To know when the tea is picked:
The best Dragon Well Tea is gathered several days before Qingming (Pure Brightness, 5th solar term) when new twigs have just begun to grow and carry "one leaf and a bud." To make one kilogram (2.2lb) of finished tea, 60, 000 tender leaves have to be plucked. In the old days Dragon Well tea of this grade was meant solely for the imperial household; it was, therefore, known as "tribute tea". That is one of the many reasons why Dragon Well Tea is so precious. Dragon Well Tea can only be produced for 6 weeks a year. A good tea picker can harvest only 2 kilograms of fresh leaves in 10 hour a day.

To know the way and how much time to roast the tea:
Once the tea shoots are harvested, they must be roasted the same day. After picking the tea is "withered", the tea is spread thinly to dry for 8 to 10 hours to remove moisture and reduce any grassy or bitter flavor. Once the tea is sufficiently dried, it is "Roasted". Roaster usually uses bare hands to roast tea to feel his work. It is an extremely hot job and takes novices many years to harden their hands so that they do not feel the heat. Watching an experienced roaster dry the tea is like watching a martial art master. It takes a novice over 5 years to master 10 hand required movements to dry the tea. A master roaster can only fry 1 kilogram of high grade Longjing Tea each day. After roasting, the freshly processed Dragon Well tea is ready to drink.

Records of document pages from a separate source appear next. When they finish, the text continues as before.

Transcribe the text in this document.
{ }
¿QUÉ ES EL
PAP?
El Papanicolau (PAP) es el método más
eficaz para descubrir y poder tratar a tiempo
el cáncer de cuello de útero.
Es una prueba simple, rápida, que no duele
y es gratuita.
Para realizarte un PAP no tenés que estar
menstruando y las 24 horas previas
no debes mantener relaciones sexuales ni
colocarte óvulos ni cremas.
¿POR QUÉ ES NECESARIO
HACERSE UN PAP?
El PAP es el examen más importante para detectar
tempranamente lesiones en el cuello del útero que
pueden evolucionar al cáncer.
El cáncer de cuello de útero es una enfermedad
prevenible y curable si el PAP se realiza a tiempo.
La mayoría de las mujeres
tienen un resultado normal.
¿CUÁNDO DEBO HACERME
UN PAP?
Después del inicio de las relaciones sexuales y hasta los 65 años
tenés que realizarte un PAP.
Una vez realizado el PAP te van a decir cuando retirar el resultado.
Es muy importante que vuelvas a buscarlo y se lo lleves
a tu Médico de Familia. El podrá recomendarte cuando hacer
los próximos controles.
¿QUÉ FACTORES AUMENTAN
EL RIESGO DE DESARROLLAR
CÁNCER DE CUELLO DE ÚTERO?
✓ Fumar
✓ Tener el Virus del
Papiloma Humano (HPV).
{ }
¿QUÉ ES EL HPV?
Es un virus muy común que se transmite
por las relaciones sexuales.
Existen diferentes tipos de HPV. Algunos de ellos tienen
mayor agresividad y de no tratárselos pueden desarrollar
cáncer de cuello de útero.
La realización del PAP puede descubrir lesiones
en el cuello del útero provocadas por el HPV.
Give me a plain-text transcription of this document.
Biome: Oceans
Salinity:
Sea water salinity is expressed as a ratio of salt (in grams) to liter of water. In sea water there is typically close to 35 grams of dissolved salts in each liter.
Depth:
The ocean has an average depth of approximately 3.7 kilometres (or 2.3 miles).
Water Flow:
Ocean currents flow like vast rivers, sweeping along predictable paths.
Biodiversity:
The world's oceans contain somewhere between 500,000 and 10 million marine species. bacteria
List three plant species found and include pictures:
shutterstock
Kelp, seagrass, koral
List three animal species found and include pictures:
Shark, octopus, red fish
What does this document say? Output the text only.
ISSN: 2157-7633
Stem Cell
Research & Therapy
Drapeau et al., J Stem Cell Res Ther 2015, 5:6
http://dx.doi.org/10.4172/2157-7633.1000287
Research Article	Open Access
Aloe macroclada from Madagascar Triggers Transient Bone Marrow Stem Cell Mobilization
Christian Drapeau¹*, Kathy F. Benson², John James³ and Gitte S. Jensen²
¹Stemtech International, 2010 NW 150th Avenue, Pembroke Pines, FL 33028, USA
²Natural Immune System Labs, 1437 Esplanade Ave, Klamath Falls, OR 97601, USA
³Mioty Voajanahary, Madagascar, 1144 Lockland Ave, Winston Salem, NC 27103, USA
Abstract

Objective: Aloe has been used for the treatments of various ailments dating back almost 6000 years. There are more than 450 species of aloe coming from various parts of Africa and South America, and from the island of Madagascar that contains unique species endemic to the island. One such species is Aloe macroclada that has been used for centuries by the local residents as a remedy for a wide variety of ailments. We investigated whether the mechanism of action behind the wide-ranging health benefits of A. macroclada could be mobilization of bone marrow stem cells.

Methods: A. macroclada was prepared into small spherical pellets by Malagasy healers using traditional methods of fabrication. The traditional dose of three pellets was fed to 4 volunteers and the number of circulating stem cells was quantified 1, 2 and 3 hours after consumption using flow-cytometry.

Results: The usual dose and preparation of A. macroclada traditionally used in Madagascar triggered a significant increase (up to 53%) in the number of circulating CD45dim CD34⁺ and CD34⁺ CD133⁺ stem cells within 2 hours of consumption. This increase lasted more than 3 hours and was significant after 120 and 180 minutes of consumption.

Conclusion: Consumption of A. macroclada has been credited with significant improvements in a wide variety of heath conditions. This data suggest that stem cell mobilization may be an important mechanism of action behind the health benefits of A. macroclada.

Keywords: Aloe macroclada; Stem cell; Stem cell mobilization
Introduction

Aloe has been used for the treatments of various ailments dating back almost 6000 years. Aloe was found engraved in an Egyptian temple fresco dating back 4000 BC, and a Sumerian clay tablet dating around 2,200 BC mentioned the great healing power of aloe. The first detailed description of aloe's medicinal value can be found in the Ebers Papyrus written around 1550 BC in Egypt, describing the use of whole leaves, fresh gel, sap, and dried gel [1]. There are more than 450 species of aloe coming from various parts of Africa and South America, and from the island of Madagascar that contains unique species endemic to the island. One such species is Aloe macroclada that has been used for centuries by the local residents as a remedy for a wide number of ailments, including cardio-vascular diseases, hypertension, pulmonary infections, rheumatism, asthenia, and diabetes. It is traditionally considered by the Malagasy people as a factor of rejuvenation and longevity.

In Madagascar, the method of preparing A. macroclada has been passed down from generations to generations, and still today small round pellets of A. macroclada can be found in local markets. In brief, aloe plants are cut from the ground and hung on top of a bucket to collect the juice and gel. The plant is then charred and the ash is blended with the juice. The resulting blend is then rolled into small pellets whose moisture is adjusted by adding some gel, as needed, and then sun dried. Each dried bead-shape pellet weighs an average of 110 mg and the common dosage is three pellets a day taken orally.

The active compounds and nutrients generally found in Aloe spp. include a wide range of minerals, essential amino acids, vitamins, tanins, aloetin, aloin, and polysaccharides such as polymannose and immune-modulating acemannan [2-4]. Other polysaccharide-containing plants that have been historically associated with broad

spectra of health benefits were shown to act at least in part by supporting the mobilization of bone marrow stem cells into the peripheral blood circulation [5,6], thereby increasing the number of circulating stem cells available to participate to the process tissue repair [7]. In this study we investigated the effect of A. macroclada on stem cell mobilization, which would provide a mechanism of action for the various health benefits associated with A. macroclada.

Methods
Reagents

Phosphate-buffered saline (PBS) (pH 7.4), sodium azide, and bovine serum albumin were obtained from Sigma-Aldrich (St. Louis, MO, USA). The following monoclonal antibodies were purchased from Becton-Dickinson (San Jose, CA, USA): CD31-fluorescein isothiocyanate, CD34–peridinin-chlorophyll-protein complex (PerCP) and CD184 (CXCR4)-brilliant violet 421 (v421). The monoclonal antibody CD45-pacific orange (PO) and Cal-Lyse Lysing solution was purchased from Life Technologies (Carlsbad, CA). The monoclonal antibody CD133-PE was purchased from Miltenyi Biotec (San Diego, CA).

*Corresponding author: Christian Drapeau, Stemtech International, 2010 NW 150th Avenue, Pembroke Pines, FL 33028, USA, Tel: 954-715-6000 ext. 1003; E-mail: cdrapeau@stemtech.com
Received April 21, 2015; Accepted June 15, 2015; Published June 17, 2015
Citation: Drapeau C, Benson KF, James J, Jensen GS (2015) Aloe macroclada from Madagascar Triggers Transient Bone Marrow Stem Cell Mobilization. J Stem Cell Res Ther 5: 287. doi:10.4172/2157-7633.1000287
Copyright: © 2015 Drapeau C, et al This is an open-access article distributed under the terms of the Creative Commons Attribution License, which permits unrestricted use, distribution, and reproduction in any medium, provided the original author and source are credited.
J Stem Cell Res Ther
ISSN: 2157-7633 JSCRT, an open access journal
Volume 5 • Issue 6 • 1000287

Aroma also is one of the most important factors in judging the quality of a kind of tea.
By putting 3 grams worth of leaves into 100 milliliters of boiled water, people can judge the quality of the tea by the smell. Dragon Well Tea is pan fried, so it has a delicious chestnut aroma which should be high, and lasting. The brewed tea is floral with an exceptionally long sweet aftertaste. Lesser teas often taste weak, grassy, or bitter.

High quality Dragon Well Tea will never have these features. The easy way to buy a West Lake variety is to ask for an authenticity certificate. This won't guarantee its authenticity, as tea gardens often sell fake tea with the certificates they have been issued. If possible it is always best to purchase tea at an actual tea plantation.